The DGG meeting 2014 will focus on the following main topics:
Rifting is a fundamental process within the concept of plate tectonics. The cities of Karlsruhe and Strasbourg are located inside the Upper Rhine Graben, a Neogene continental rift. Research on rifting has a long tradition at both locations. During DGG 2014 there will be a focus on current structural studies of the crust and upper mantle as well as geodynamic modelling of continental and oceanic rifts. Special attention will be given to the Upper Rhine Graben. This focus theme will be organised jointly with the IPG Strasbourg and in English language.
S2: Full Waveform Inversion
The aim of the Full Waveform Inversion is the reconstruction of parameter models from the observed full signal. In order to use the full information content of the recorded signal a realistic and physically exact simulation of the wave propagation in the earth is necessary. The increasing computational power and the enhancements in the data acquisition allow a considerable progress in this field. Successful applications are especially described in the non-destructive material testing using ultrasound and the prospecting of near-surface groundwater using GPR. The proceeding methodical progress covers a wide range as for example the enhancement of data acquisition, the improvement of simulations on high performance computers and the selection of data adapted inversion strategies.
S3: Gravity Field and Gravimetry
The gravity field of the earth includes valuable information about the mass distribution in the earth's interior, mass movements and earth's viscoelastic response to exterior forces. Measurements of the gravitational acceleration are used on all scale lengths, e.g. for subsoil examinations, exploration of natural resource deposits, and also for the study of dynamics of the earth's mantle and core. Earth's response to tidal forces can be observed in changes of the gravitational acceleration as a function of time. Through this, new knowledge should be gained about the large-scale viscoelastic properties of the earth.
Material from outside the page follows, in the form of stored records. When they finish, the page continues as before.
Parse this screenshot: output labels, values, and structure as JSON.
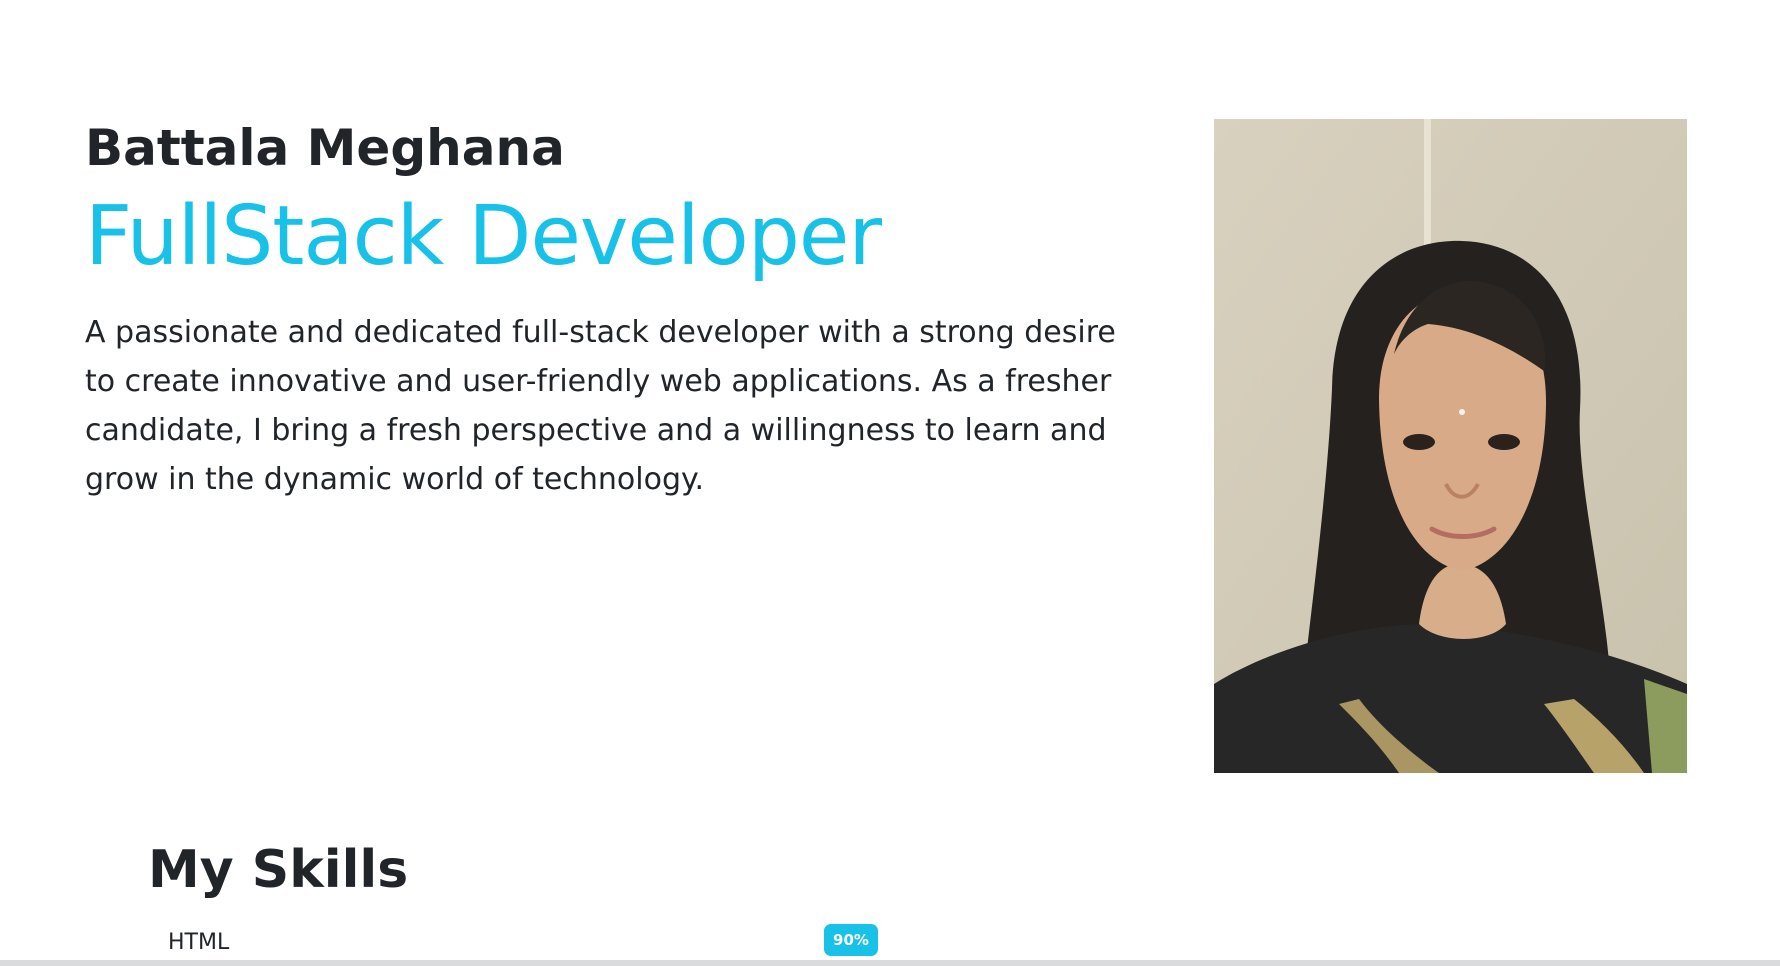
{
  "hero": {
    "name": "Battala Meghana",
    "role": "FullStack Developer",
    "bio": "A passionate and dedicated full-stack developer with a strong desire to create innovative and user-friendly web applications. As a fresher candidate, I bring a fresh perspective and a willingness to learn and grow in the dynamic world of technology."
  },
  "skills": {
    "title": "My Skills",
    "items": [
      {
        "label": "HTML",
        "percent_label": "90%",
        "value": 90
      }
    ]
  },
  "colors": {
    "accent": "#17c1e8",
    "text": "#212529",
    "background": "#ffffff"
  }
}
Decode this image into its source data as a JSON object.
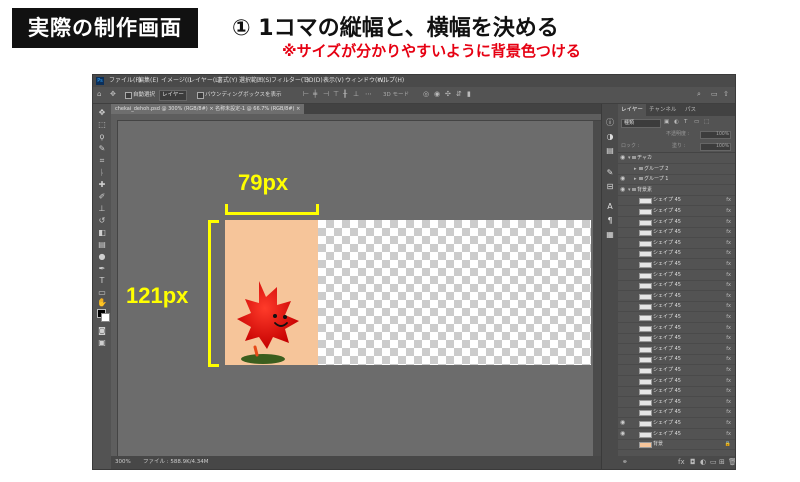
{
  "header": {
    "badge": "実際の制作画面",
    "step_title": "① 1コマの縦幅と、横幅を決める",
    "step_sub": "※サイズが分かりやすいように背景色つける"
  },
  "annotations": {
    "width_label": "79px",
    "height_label": "121px",
    "color": "#ffff00"
  },
  "app": {
    "logo": "Ps",
    "menu": [
      "ファイル(F)",
      "編集(E)",
      "イメージ(I)",
      "レイヤー(L)",
      "書式(Y)",
      "選択範囲(S)",
      "フィルター(T)",
      "3D(D)",
      "表示(V)",
      "ウィンドウ(W)",
      "ヘルプ(H)"
    ],
    "options": {
      "auto_select": "自動選択",
      "target": "レイヤー",
      "show_transform": "バウンディングボックスを表示",
      "mode_3d": "3D モード"
    },
    "doc_tab": "chekai_dehoh.psd @ 300% (RGB/8#) ×   名称未設定-1 @ 66.7% (RGB/8#) ×",
    "status": {
      "zoom": "300%",
      "file_info": "ファイル : 588.9K/4.34M"
    },
    "frame_bg_color": "#f6c59a"
  },
  "layers_panel": {
    "tabs": [
      "レイヤー",
      "チャンネル",
      "パス"
    ],
    "kind": "種類",
    "opacity_label": "不透明度 :",
    "opacity_value": "100%",
    "fill_label": "塗り :",
    "fill_value": "100%",
    "lock_label": "ロック :",
    "layers": [
      {
        "name": "ヂャカ",
        "type": "group",
        "eye": true
      },
      {
        "name": "グループ 2",
        "type": "subgroup",
        "eye": false
      },
      {
        "name": "グループ 1",
        "type": "subgroup",
        "eye": true
      },
      {
        "name": "背景素",
        "type": "group",
        "eye": true
      },
      {
        "name": "シェイプ 45",
        "fx": "fx",
        "eye": false
      },
      {
        "name": "シェイプ 45",
        "fx": "fx",
        "eye": false
      },
      {
        "name": "シェイプ 45",
        "fx": "fx",
        "eye": false
      },
      {
        "name": "シェイプ 45",
        "fx": "fx",
        "eye": false
      },
      {
        "name": "シェイプ 45",
        "fx": "fx",
        "eye": false
      },
      {
        "name": "シェイプ 45",
        "fx": "fx",
        "eye": false
      },
      {
        "name": "シェイプ 45",
        "fx": "fx",
        "eye": false
      },
      {
        "name": "シェイプ 45",
        "fx": "fx",
        "eye": false
      },
      {
        "name": "シェイプ 45",
        "fx": "fx",
        "eye": false
      },
      {
        "name": "シェイプ 45",
        "fx": "fx",
        "eye": false
      },
      {
        "name": "シェイプ 45",
        "fx": "fx",
        "eye": false
      },
      {
        "name": "シェイプ 45",
        "fx": "fx",
        "eye": false
      },
      {
        "name": "シェイプ 45",
        "fx": "fx",
        "eye": false
      },
      {
        "name": "シェイプ 45",
        "fx": "fx",
        "eye": false
      },
      {
        "name": "シェイプ 45",
        "fx": "fx",
        "eye": false
      },
      {
        "name": "シェイプ 45",
        "fx": "fx",
        "eye": false
      },
      {
        "name": "シェイプ 45",
        "fx": "fx",
        "eye": false
      },
      {
        "name": "シェイプ 45",
        "fx": "fx",
        "eye": false
      },
      {
        "name": "シェイプ 45",
        "fx": "fx",
        "eye": false
      },
      {
        "name": "シェイプ 45",
        "fx": "fx",
        "eye": false
      },
      {
        "name": "シェイプ 45",
        "fx": "fx",
        "eye": false
      },
      {
        "name": "シェイプ 45",
        "fx": "fx",
        "eye": true
      },
      {
        "name": "シェイプ 45",
        "fx": "fx",
        "eye": true
      },
      {
        "name": "背景",
        "type": "background",
        "eye": false,
        "locked": true
      }
    ]
  }
}
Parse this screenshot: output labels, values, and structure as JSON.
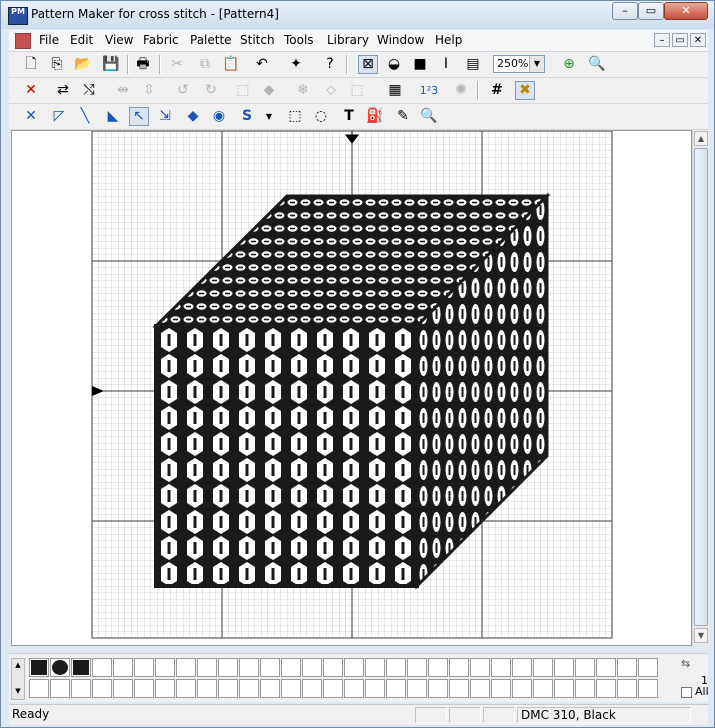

Other time-variant changes of the gravity field are caused by local and regional hydrological signals. Long-time observations of the gravity field contribute to an imroved parameteter determination in the balance of the hydrological cycle. Last but not least, the gravitation field defines the vertical reference level for regional and national height reference systems, which was originally connected to the sea levels, but will prospectively be referred to a consistent global unified height reference system. In the past years, sensoring systems (satellite-based sensors, superconducting gravimeters, atomic-beam gravimeter, etc.) were newly developed or tremendously upgraded. Contributions from the entire field of gravimetry are invited. The range reaches from development of measuring instruments up the study of the earth's structure and dynamics.
S4: Geothermal Research
Due to the energy transition, the use of geothermal energy has advanced into a public focal point. In contrast to other forms of energy, this technology promises an environment friendly, low-carbon basic energy supply. Its development in Central-Europe has not advanced as much as the development of other renewable energies. Among other things, similar experiences like the ones gained in the hydrocarbon field, the technological optimization of reservoir properties and also the public acceptance are missing. The broad range of this topic will be shown here. The different topics spanning from induced seismicity to the optimization of reservoirs are a huge challenge for geosciences. In particular, this is true for the complexity of process coupling and reservoir structures. Focal points are the fields seismology, exploration, borehole geophysics as well as research in geochemistry, petrology, and hydrogeology. Contributions from the field of geomechanical process coupling deliver an overview of the effect of massive injections on the stress field and induced seismicity. Thematically related research in the carbohydrate research and the geological carbon dioxide storage should make comparison and a perspective to a technologically advancing domain possible.